Senator of the College of Justice
- In office 2000–2011

Personal details
- Born: John Francis Wheatley 9 May 1941 (age 84)
- Spouse: Brownwen Fraser
- Alma mater: University of Edinburgh
- Profession: Advocate

= John Wheatley, Lord Wheatley =

Scottish lawyer and judge (born 1941)

John Francis Wheatley, Lord Wheatley, PC (born 9 May 1941) is a Scottish lawyer and retired Senator of the College of Justice, a judge of the Supreme Courts of Scotland, sitting in the High Court of Justiciary and the Inner House of the Court of Session. He is an authority on road traffic law. His father, John Wheatley, Baron Wheatley, was Lord Justice Clerk between 1972 and 1985, the second-most senior judge in Scotland.

==Early life==
Wheatley was born the son of John Thomas Wheatley and Agnes Nichol. His father, a distinguished lawyer, had served as Solicitor General and Lord Advocate, before being appointed a judge and rising to the rank of Lord Justice Clerk, the second-most senior judge in Scotland. The young Wheatley was educated at his father's former school, Mount St Mary's College, an independent Jesuit boarding school in Derbyshire, and studied at the School of Law of the University of Edinburgh.

==Legal career==
Wheatley was admitted to the Faculty of Advocates in 1966, and appointed Standing Counsel to the Scottish Development Department in 1971, and Advocate Depute in 1975. He was appointed a Sheriff of Tayside, Central and Fife in 1979, serving at Dunfermline from 1979 to 1980, and at Perth from 1980 to 2000. In 1998 he was promoted Sheriff Principal of Tayside, Central and Fife. He was appointed a Temporary High Court Judge in 1992 and took silk in 1993.

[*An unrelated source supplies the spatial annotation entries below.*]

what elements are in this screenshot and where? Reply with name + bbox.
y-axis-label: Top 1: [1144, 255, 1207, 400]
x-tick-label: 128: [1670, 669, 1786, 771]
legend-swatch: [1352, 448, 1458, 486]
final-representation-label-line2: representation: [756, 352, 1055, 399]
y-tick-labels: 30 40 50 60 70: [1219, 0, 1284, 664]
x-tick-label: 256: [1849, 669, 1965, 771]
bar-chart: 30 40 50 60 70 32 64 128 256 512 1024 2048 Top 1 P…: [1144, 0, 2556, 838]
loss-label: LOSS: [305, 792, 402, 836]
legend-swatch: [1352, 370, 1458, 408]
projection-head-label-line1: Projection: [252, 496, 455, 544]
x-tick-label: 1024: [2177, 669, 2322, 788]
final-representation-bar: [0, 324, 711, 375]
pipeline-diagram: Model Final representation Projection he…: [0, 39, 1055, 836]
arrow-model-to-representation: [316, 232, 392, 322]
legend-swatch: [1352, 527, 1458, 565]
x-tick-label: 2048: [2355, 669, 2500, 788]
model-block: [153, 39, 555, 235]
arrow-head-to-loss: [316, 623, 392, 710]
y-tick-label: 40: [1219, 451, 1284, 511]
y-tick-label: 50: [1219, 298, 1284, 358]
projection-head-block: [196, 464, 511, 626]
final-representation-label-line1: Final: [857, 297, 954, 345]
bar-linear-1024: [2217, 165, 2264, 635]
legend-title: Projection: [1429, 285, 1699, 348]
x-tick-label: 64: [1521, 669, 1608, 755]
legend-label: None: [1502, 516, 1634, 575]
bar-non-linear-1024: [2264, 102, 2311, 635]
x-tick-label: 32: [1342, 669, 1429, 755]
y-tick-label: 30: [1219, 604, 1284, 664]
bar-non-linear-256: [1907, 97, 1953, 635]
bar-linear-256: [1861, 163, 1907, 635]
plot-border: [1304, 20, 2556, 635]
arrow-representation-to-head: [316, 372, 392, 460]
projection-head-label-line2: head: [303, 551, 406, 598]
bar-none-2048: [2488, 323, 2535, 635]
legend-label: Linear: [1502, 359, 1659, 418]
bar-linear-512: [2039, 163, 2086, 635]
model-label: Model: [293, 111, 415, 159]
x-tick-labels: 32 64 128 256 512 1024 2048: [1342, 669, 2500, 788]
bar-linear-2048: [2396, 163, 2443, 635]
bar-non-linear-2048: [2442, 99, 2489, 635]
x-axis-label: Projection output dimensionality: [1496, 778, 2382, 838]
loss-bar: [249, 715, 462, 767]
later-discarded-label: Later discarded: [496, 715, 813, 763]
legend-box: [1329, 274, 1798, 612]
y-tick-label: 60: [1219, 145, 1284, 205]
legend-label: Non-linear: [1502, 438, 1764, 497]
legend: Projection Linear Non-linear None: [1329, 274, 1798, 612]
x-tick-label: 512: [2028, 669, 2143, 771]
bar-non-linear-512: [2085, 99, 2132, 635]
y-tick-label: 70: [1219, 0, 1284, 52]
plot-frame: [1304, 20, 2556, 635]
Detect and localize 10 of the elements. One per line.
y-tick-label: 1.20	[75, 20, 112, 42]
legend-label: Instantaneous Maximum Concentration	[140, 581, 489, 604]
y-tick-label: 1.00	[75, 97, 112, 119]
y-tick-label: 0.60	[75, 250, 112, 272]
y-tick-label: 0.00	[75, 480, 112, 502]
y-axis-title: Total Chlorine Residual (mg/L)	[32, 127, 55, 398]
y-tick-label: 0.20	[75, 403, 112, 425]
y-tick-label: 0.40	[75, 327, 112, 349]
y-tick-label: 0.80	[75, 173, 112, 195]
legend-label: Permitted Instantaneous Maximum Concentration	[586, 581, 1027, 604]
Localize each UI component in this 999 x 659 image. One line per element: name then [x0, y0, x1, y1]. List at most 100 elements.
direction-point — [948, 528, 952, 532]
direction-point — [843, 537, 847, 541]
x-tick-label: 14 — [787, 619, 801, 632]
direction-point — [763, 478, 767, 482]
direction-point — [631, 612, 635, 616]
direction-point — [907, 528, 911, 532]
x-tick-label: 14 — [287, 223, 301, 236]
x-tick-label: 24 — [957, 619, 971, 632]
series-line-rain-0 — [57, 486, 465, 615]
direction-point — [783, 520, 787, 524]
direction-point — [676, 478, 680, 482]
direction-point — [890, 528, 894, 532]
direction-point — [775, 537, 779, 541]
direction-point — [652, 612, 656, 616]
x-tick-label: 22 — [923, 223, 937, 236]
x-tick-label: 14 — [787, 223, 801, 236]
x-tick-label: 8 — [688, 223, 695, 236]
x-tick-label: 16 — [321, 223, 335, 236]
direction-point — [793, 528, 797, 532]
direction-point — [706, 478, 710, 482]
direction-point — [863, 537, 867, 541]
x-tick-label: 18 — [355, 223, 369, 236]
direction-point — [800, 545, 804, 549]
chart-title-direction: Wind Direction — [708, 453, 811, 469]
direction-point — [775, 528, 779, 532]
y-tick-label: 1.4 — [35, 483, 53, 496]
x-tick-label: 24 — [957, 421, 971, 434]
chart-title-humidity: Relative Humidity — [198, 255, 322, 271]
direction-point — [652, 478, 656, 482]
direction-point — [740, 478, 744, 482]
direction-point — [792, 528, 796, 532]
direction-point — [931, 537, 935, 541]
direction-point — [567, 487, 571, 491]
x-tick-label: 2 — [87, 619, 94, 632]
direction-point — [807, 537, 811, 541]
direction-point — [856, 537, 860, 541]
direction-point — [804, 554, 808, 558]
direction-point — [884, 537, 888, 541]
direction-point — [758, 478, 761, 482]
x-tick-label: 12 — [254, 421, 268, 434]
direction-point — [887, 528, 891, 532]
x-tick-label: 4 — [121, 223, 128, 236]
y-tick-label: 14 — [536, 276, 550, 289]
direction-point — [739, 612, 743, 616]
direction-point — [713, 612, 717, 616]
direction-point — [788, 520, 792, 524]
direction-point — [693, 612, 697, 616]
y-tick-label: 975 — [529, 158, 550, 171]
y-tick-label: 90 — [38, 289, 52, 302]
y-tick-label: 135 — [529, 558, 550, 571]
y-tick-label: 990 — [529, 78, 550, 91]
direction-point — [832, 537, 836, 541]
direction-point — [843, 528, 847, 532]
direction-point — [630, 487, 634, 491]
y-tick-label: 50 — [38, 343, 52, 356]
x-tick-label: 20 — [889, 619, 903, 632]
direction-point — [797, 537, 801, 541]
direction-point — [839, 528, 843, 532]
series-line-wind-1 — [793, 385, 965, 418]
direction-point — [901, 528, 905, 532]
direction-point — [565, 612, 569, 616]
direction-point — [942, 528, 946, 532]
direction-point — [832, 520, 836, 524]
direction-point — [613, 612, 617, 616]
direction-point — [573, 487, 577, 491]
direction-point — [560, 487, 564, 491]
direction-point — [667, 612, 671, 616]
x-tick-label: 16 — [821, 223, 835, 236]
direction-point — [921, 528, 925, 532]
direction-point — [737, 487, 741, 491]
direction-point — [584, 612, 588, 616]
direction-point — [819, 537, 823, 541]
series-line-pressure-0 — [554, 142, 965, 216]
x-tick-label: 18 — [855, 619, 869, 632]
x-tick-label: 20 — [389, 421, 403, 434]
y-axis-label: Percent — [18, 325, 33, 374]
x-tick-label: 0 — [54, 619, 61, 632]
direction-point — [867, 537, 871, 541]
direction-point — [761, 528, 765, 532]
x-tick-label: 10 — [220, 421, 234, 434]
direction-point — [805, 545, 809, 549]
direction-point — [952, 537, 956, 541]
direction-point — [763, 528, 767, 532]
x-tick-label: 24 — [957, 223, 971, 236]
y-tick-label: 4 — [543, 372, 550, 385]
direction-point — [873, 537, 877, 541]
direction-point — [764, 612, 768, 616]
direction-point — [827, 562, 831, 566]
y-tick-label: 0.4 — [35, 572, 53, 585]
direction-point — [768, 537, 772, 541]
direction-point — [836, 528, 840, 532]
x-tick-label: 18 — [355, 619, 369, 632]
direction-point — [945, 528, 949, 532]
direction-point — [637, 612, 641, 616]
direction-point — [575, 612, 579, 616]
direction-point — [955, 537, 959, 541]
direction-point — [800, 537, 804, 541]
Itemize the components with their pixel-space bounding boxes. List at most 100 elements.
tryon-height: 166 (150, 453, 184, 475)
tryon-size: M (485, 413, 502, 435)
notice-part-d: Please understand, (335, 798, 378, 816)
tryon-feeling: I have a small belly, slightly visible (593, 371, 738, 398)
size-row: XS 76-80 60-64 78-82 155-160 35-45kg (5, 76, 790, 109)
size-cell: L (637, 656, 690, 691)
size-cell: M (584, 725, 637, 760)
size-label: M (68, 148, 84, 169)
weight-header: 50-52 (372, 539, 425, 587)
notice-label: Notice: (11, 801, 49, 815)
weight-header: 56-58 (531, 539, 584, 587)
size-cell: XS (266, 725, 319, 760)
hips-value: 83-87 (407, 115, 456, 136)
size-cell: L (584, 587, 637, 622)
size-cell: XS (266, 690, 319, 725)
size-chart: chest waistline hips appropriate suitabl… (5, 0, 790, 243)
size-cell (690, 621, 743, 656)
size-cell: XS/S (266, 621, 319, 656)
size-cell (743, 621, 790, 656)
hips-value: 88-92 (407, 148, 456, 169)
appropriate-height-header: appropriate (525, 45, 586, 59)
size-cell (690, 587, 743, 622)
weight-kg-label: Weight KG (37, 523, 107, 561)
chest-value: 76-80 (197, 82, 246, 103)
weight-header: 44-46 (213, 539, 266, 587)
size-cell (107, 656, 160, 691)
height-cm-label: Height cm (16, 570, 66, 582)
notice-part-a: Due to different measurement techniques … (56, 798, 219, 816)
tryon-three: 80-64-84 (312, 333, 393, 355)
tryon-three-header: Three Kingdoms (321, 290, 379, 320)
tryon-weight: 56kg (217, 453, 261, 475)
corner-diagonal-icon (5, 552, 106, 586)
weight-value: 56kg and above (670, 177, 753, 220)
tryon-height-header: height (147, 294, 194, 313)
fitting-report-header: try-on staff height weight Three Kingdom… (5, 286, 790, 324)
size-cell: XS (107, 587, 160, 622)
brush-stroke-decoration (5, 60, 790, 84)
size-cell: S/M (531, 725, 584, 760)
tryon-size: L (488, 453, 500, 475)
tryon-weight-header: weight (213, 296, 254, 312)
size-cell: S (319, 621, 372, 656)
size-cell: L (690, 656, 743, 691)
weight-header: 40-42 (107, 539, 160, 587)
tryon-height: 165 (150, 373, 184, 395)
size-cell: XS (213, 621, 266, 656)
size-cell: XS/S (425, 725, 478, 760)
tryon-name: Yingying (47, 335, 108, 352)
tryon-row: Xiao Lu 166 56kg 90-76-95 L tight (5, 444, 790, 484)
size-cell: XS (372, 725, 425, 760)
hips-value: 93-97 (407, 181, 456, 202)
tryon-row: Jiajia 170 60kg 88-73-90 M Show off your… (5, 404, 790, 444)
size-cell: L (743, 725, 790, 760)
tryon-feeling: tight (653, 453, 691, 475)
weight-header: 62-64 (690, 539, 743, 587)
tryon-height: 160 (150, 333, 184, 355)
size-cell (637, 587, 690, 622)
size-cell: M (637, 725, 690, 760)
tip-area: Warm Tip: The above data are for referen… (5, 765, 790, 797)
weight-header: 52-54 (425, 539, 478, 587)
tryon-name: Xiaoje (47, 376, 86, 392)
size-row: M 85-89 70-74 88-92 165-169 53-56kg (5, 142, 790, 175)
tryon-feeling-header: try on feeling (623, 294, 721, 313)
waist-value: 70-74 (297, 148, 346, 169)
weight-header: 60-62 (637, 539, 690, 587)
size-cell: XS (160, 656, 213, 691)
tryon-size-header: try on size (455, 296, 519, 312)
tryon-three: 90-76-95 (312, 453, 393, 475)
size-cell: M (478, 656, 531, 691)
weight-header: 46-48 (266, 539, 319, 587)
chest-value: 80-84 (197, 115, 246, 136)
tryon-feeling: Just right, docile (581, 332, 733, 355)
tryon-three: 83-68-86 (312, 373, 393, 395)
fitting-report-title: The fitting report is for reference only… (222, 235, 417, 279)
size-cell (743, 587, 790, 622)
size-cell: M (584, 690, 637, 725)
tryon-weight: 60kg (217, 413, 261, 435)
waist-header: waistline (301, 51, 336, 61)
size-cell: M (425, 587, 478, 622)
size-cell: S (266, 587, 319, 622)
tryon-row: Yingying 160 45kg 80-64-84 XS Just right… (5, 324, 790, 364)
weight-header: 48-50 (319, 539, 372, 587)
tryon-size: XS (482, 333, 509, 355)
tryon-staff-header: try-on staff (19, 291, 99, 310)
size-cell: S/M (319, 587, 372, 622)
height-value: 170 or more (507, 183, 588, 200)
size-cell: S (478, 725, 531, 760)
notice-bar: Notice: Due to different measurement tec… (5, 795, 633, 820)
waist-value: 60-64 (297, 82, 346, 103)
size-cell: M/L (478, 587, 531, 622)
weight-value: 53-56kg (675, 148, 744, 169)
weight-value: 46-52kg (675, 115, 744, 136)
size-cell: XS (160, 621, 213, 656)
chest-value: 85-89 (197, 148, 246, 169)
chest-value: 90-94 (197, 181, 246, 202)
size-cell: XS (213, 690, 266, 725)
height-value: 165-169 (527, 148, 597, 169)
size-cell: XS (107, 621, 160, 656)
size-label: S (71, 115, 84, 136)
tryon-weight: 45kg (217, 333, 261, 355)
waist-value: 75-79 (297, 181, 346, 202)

In 2000, Wheatley was appointed a Senator of the College of Justice, a judge of the High Court of Justiciary and Court of Session, Scotland's Supreme Courts, taking the judicial title, Lord Wheatley. From 2002 to 2006, he was Chairman of the Judicial Studies Committee, the body responsible for the training of judges. He was promoted to the Inner House of the Court of Session, and to the Privy Council, in 2007.

== Governor ==
Wheatley was a member of the Board of Governors of Lendrick Muir School, a special school for maladjusted boys and girls in the Fossoway area of Kinross,

==In popular culture==
In the 2021 mini-series A Very British Scandal, Wheatley was played by Jonathan Aris.

==Personal life==
Lord Wheatley married Bronwen Fraser in 1970, with whom he has two sons. He stood as the Labour Party candidate in Dumfries in the February and October 1974 general elections. His recreations include gardening and music, and he is the founder, and current President, of the Faculty of Advocates' football team, Faculty Phantoms FC. He lives in Fossoway, Kinross-shire.